Kebijakan tersebut membuat jumlah BUMN yang tersisa diproyeksikan hanya sekitar 250 perusahaan setelah proses restrukturisasi rampung.
Prabowo menegaskan langkah tersebut bukan sekadar mengurangi jumlah perusahaan, melainkan menghapus beban biaya operasional yang selama ini dinilai terlalu besar meski sebagian BUMN tidak menghasilkan keuntungan.
Menurutnya, negara selama ini tetap mengeluarkan anggaran besar untuk membayar direksi dan komisaris perusahaan yang tidak memberikan kontribusi positif terhadap keuangan negara.
"Bayangkan, lebih dari 750 kita tutup, 750 dirut, 750 direksi, kali empat atau kali lima, 750 komisaris kali sepuluh. Overhead-nya kayak apa, gajinya kayak apa saudara-saudara. Ini uang rakyat semua, perusahaan tidak untung hanya bayar overhead," ujar Prabowo dalam acara penutupan Sarasehan Kebangsaan Konvensi Sains, Teknologi, dan Industri, sebagaimana disiarkan melalui kanal YouTube Sekretariat Presiden, Minggu (28/6/2026).
Ia menilai pemborosan tersebut tidak boleh terus berlangsung karena seluruh biaya operasional perusahaan pelat merah pada akhirnya berasal dari uang masyarakat.
Karena itu, pemerintah menargetkan proses penataan BUMN dapat diselesaikan pada tahun ini agar transformasi perusahaan negara segera berjalan.
Prabowo optimistis dalam dua tahun mendatang BUMN akan menjadi lebih ramping, profesional, dan benar-benar bekerja untuk kepentingan masyarakat.
"Saya minta dalam tahun ini harus selesai ya. Jadi dalam dua tahun kita akan bikin BUMN-BUMN lebih efisien, lebih transparan, lebih bekerja untuk rakyat saudara," tegasnya.

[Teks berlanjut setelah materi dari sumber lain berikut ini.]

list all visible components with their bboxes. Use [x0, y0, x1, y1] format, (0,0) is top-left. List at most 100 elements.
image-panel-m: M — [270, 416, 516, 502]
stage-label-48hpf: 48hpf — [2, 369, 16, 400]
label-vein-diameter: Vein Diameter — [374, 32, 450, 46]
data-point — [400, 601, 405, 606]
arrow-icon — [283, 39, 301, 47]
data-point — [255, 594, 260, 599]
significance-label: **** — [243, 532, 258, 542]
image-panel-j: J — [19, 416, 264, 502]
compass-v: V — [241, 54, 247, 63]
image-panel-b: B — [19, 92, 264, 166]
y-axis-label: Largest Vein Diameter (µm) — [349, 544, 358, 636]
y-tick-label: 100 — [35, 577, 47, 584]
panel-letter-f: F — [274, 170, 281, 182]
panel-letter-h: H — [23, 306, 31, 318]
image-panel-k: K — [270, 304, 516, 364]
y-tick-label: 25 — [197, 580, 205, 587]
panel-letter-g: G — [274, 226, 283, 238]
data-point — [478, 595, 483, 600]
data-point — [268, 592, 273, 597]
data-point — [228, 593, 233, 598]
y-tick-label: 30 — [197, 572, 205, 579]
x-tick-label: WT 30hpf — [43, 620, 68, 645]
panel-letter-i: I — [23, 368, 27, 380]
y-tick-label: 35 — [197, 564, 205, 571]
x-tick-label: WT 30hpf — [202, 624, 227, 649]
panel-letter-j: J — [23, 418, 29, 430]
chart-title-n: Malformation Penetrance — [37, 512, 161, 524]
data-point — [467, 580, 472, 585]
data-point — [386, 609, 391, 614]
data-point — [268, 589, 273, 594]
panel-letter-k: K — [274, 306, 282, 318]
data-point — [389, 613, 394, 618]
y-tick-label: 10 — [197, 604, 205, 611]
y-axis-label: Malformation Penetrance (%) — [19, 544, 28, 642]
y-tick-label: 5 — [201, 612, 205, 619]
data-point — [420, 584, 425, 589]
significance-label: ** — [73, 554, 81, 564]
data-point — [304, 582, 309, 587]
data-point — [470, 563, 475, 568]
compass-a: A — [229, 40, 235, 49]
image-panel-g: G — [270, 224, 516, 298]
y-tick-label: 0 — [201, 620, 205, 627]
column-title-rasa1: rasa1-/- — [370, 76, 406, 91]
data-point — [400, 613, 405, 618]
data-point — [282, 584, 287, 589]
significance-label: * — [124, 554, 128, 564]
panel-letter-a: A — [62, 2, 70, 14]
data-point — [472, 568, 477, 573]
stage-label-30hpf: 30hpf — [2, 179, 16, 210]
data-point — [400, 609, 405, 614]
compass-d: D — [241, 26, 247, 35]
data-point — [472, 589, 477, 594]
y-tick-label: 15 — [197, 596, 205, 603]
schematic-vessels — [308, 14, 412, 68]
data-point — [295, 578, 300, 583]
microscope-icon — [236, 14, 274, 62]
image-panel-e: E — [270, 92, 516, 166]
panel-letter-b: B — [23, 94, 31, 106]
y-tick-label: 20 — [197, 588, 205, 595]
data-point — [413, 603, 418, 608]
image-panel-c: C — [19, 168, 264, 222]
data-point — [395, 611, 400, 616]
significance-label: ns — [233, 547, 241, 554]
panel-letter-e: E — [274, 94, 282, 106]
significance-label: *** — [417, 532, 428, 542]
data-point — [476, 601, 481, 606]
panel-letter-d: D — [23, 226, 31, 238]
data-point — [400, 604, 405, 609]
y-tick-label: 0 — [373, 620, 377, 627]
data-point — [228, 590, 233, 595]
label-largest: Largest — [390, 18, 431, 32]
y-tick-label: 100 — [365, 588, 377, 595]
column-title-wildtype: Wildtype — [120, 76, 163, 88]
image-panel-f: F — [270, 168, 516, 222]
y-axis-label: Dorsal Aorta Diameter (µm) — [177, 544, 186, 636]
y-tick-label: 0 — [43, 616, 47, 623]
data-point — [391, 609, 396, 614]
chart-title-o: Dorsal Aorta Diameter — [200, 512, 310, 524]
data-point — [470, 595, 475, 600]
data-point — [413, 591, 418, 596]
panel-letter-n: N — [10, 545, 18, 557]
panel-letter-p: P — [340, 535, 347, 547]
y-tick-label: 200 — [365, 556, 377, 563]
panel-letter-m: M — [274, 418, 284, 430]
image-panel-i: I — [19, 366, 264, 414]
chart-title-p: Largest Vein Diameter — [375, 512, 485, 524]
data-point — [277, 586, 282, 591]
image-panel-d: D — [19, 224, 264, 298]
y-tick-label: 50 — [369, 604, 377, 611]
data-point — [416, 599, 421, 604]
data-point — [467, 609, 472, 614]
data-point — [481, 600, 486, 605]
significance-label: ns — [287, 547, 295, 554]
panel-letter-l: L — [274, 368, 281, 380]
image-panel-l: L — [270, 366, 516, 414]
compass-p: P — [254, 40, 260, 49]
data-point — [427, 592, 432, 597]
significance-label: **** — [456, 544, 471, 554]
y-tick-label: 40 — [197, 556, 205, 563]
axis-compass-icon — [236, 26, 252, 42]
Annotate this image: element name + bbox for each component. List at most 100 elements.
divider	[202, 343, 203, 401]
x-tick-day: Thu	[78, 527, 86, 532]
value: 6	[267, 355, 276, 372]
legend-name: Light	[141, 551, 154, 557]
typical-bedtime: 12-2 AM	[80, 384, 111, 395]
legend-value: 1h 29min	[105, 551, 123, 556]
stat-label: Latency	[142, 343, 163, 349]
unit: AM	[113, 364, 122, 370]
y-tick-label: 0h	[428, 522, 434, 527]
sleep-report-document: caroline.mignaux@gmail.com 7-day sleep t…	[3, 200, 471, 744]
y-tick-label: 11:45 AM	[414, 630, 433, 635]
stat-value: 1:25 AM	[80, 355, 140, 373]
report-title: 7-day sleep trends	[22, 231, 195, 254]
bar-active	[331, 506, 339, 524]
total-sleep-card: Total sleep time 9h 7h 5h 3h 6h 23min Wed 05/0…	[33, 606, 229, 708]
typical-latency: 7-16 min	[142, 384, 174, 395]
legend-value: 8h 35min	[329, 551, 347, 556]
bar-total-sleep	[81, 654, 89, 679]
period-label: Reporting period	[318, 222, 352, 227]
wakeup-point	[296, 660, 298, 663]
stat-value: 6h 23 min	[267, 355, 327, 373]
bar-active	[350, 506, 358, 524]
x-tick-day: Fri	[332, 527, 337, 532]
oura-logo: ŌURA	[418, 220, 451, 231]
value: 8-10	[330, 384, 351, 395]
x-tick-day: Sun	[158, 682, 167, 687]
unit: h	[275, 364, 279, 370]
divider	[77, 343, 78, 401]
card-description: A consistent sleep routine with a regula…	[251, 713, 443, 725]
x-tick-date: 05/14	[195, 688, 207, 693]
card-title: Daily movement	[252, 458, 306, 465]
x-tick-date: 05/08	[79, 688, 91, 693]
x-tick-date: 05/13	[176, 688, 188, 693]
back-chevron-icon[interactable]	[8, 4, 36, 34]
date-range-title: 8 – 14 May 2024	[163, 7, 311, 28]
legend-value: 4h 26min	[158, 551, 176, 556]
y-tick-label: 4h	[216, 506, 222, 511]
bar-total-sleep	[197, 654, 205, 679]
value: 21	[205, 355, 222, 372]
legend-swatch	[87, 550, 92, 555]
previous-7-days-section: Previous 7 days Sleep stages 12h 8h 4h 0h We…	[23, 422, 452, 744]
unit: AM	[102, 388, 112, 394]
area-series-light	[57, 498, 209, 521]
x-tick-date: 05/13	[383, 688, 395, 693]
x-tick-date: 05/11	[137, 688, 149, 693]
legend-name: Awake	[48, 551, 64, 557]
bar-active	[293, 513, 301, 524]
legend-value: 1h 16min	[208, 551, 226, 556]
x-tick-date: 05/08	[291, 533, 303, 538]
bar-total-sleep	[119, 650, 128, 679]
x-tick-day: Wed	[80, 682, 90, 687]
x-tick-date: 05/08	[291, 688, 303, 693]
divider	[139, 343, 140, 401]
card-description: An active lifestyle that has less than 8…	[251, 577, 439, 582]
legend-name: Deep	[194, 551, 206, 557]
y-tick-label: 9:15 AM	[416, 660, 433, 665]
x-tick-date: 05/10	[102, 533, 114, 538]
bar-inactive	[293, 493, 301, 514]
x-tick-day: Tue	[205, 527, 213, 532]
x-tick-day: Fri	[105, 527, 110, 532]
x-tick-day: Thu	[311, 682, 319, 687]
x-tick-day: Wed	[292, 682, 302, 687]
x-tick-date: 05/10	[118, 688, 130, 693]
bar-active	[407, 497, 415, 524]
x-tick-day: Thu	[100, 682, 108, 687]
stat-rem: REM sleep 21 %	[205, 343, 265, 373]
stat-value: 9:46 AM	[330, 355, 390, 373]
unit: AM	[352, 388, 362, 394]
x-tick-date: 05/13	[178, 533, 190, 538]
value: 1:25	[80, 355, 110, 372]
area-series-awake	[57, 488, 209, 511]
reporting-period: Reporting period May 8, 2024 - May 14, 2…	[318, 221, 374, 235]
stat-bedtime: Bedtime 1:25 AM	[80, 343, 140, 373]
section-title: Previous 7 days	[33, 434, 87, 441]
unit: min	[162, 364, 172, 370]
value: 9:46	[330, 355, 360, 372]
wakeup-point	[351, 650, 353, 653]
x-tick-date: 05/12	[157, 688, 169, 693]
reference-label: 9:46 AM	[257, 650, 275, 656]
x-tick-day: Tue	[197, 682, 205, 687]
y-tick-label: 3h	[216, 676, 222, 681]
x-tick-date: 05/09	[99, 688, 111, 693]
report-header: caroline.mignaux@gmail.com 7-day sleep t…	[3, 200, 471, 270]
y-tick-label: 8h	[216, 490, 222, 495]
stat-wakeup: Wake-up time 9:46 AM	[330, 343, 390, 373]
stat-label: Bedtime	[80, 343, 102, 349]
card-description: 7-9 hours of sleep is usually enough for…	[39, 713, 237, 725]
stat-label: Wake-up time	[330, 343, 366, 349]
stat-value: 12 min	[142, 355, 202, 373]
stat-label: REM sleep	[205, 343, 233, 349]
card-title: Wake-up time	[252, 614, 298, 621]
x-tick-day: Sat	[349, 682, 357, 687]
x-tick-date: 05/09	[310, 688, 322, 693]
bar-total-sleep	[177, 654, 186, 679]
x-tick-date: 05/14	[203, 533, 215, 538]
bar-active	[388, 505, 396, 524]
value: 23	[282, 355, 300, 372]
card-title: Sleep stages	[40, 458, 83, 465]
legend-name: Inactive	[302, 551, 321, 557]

Presiden juga mengungkapkan bahwa proses restrukturisasi sebenarnya telah berjalan sejak beberapa waktu terakhir.
Ia menyebut pemerintah sudah menutup lebih dari 200 BUMN sebagai tahap awal penataan perusahaan negara.
Baca Juga: Prabowo Pangkas BUMN, dari 1.000 Entitas Ditargetkan Tinggal 250 Perusahaan
Setelah seluruh proses selesai, jumlah BUMN diperkirakan menyusut drastis dari lebih dari seribu perusahaan menjadi sekitar 250 perusahaan yang dinilai memiliki prospek dan kinerja lebih sehat.
"Dari seribu lebih BUMN sekarang kita sudah tutup lebih dari 200, lebih dari 200. Nantinya kita akan bikin tinggal 300 lah ya. Bagaimana Pak Oskar Doni? Ujungnya kita bisa berapa BUMN? Ujungnya nanti 250," kata Prabowo.
Langkah restrukturisasi tersebut diharapkan mampu memperkuat kinerja BUMN sekaligus mengurangi beban anggaran negara sehingga perusahaan pelat merah dapat lebih fokus menghasilkan keuntungan dan memberikan manfaat bagi masyarakat.